For a moment the chills stopped. Yousef was alone and ready to die just to end the pain, but Scindo was not alone.
“Stay where you are,” Marko said. “I am coming for you.”
CHAPTER 15
Barton Cassel IV walked into his office on the thirty-eighth floor of the Cassel Pharmaceuticals office tower in downtown Nice. An American who preferred to be considered a citizen of the world, Cassel had taken over the family business from his father at the ripe old age of twenty-nine; thirty years later he’d transformed it from a sleepy little drug distribution company to an international producer of four blockbuster medications. CPC (Cassel Pharmaceutical Corporation) revenues had reached almost $3 billion per year. Profits would hit $200 million for the trailing twelve months, depending on the exchange rate.
Such wealth had transformed Cassel into an international playboy of sorts. He owned yachts anchored in Miami and Monaco; he had purchased a run-down castle and transformed it into a thirty-thousand-square-foot home where he threw lavish parties that attracted supermodels, movie stars, and Formula One drivers. Recently he’d toyed with the idea of buying some type of title so he could be officially addressed as Duke, Prince, or Count.
But for all his wealth, Barton Cassel IV was not a man without problems. To begin with, his four blockbuster drugs generated 95 percent of the company’s revenues, but three of them would go generic within the next year; the fourth would follow shortly, crippling CPC. Revenues would drop by half, and without huge layoffs and other cutbacks, especially in the horrendously expensive research and development budget, profits would disappear and the red ink would flow as if a dam had burst.

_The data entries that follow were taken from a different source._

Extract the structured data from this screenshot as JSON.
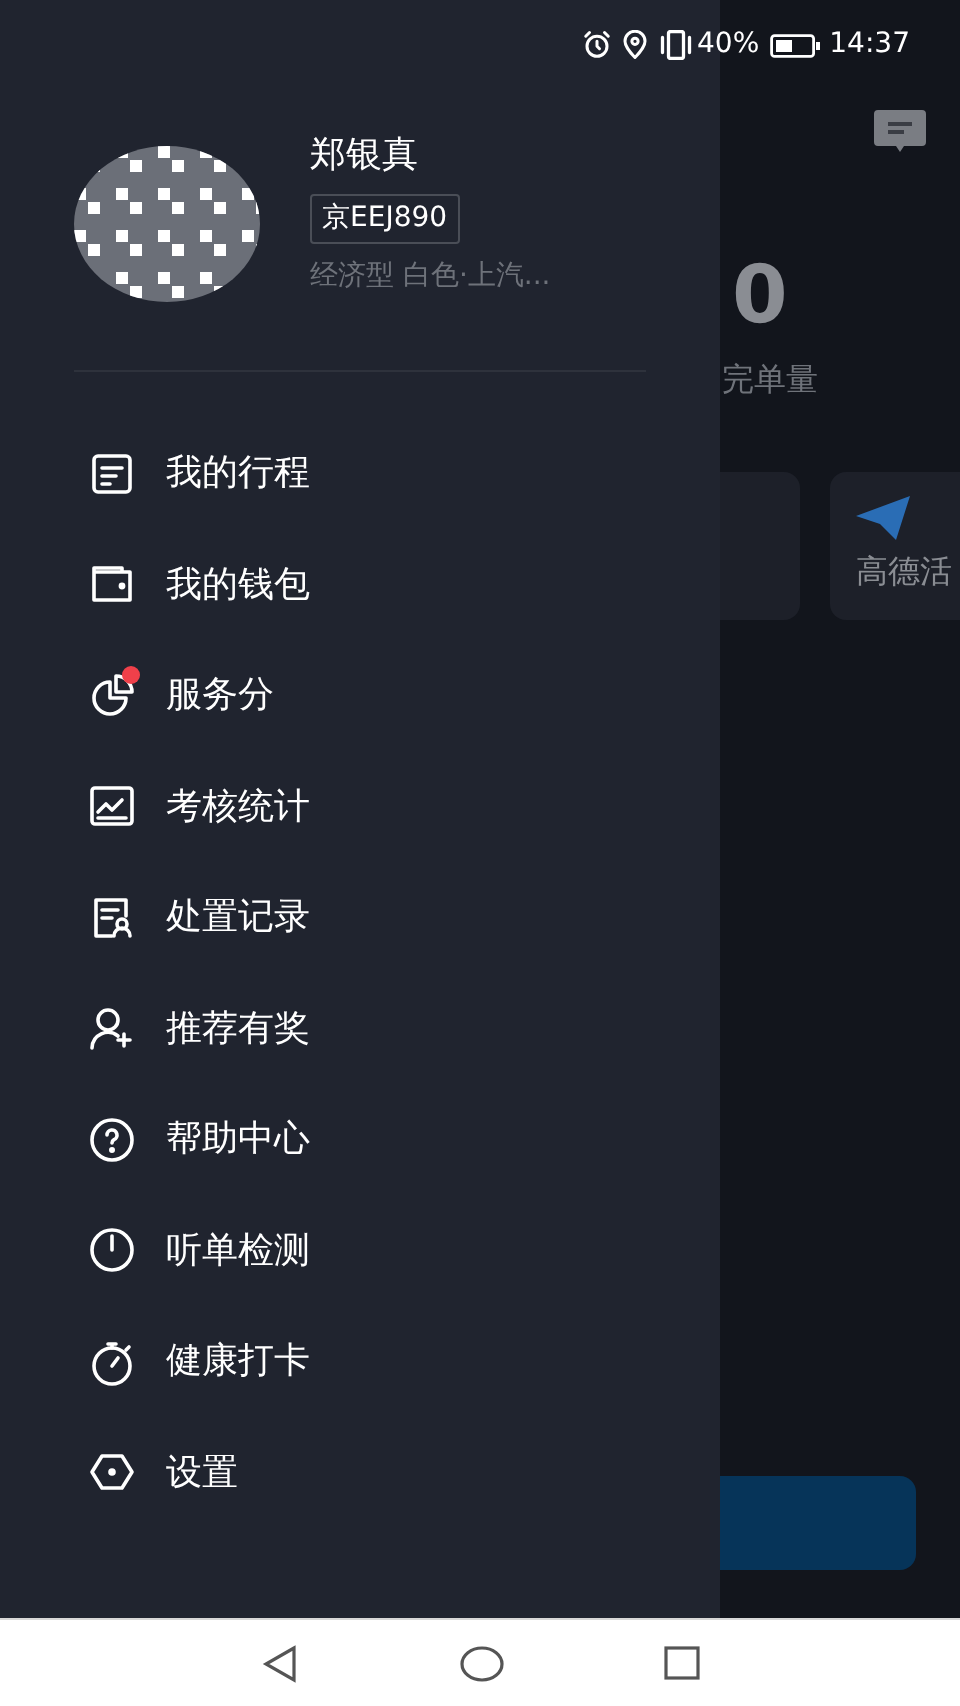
{
  "status_bar": {
    "battery": "40%",
    "time": "14:37"
  },
  "profile": {
    "name": "郑银真",
    "plate": "京EEJ890",
    "vehicle": "经济型 白色·上汽..."
  },
  "menu": [
    {
      "label": "我的行程",
      "badge": false
    },
    {
      "label": "我的钱包",
      "badge": false
    },
    {
      "label": "服务分",
      "badge": true
    },
    {
      "label": "考核统计",
      "badge": false
    },
    {
      "label": "处置记录",
      "badge": false
    },
    {
      "label": "推荐有奖",
      "badge": false
    },
    {
      "label": "帮助中心",
      "badge": false
    },
    {
      "label": "听单检测",
      "badge": false
    },
    {
      "label": "健康打卡",
      "badge": false
    },
    {
      "label": "设置",
      "badge": false
    }
  ],
  "background": {
    "stat_value": "0",
    "stat_label": "完单量",
    "card_label": "高德活"
  }
}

Despite a massive effort Cassel had nothing in the pipeline to replace them. And cutting the R and D budget meant there would be little likelihood of coming up with anything anytime soon.

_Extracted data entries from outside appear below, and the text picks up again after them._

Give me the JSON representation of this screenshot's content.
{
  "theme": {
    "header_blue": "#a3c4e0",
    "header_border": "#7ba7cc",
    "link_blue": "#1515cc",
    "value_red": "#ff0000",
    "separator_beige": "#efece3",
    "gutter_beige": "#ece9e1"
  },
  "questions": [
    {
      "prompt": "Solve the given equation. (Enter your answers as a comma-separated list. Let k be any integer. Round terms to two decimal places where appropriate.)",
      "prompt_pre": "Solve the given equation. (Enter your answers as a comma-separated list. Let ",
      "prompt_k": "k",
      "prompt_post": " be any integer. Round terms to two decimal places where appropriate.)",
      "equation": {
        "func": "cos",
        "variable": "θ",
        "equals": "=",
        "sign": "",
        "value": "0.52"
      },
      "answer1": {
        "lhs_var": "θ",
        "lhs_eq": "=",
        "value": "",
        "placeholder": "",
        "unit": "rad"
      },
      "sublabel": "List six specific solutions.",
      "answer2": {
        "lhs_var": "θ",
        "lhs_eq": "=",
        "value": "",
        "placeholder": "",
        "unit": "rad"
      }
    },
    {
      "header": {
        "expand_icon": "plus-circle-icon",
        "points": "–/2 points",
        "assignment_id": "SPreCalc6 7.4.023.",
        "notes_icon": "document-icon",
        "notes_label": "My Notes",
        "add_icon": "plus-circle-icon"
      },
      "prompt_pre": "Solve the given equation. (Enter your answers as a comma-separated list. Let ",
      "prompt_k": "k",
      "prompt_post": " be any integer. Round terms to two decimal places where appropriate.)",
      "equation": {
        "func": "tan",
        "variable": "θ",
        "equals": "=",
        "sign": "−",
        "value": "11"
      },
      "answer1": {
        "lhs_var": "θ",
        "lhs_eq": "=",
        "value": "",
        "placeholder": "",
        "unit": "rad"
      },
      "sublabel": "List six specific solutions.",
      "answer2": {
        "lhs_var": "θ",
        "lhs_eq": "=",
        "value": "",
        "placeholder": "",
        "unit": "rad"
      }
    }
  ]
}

That was one problem. As he switched on the light in his sprawling office, a second, derivative problem stared him in the face.
“Hello, Barton,” a voice said.
Cassel looked up. On a couch near the small kitchen and wet bar that were part of his office, he saw a man with a shaven head and a dark, rectangular tattoo wrapping halfway around his neck like a collar.
Cassel knew the voice, the tattoo, the ugly gaze.
“What the hell are you doing here?”
“I came to bring you news,” the tattooed man said.
Cassel looked toward the door, a bit too obviously.
“Don’t bother,” the tattooed man warned. Then as if it weren’t a threat: “You’re going to want to hear what I have to say.”
Cassel fumed. He had the best security service in the country, multiple layers of protection from the street on up; he had cameras and scanners and even a key-coded lock on his own door that he’d just opened. All designed to keep him from dealing with “stuff.”
The man across from him definitely qualified as stuff.
“How the hell did you get in here?”
The tattooed man laughed. “Did you really think your store-bought security would keep me out? I spent half my life figuring out how to get through systems like yours. Most of them a hell of a lot better than your pathetic little show.”